Ehrenblatt des Deutschen Heeres

    Aus Lexikon Zweiter Weltkrieg

    am 22.7.41 gestiftete Auszeichnung durch Namensnennung in einer Anlage des Heeresverordnungsblatts, zurückgehend auf eine Verfügung des Heeresoberbefehlshabers Brauchitsch vom 27.4.40 über Namensnennung im Wehrmachtbericht. Mit Verordnung vom 30.1.44 wurde als sichtbares Zeichen der Nennung im Ehrenblatt des deutschen Heeres die Ehrenblattspange für Angehörige des Heeres und der Waffen-SS geschaffen, die mindestens schon das Eiserne Kreuz I erhalten hatten. Diese Spange wurde im Knopfloch von Bluse und Rock getragen.
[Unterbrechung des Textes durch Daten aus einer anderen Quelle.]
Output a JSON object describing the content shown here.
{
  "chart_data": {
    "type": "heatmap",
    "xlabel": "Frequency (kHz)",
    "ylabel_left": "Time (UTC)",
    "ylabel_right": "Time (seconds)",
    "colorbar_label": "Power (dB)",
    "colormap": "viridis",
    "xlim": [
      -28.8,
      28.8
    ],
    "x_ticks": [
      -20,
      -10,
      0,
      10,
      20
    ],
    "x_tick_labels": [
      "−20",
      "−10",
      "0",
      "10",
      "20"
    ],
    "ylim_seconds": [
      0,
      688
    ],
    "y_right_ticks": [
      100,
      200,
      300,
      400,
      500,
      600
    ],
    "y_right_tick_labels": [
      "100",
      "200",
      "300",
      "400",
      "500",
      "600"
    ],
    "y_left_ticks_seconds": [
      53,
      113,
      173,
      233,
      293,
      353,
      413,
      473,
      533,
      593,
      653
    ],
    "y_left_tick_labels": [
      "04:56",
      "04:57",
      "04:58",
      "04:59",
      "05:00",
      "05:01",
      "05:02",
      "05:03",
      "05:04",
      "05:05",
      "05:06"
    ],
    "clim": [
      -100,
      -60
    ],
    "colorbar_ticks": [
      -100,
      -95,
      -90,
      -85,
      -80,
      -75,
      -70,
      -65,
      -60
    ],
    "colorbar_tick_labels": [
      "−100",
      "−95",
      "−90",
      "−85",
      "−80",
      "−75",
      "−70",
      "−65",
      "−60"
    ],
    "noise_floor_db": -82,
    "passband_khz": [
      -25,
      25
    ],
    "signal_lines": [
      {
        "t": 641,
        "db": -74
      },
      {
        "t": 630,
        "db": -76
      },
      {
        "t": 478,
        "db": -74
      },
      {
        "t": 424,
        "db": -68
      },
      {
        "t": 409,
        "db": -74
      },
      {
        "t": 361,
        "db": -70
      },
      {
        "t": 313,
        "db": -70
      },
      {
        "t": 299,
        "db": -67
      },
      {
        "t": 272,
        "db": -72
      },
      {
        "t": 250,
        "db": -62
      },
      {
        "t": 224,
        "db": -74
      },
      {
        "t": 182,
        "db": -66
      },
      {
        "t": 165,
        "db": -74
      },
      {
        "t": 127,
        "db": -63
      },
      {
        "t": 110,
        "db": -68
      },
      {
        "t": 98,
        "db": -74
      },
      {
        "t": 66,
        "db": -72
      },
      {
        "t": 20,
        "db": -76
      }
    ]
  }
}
Das Ehrenblatt des Deutschen Heeres wurde mindestens bis Februar 45 verliehen, insgesam rund 5000-mal.

    Auch die Luftwaffe schuf mit Verordnung Görings vom 5.7.44 ein Ehrenblatt des Deutschen Heeres und eine Ehrenblattspange für bereits ausgezeichnete Soldaten, deren erneute "einmalige außergewöhnliche Tapferkeitstat" aber nicht zur Verleihung der nächsthöheren Auszeichnung ausreichte.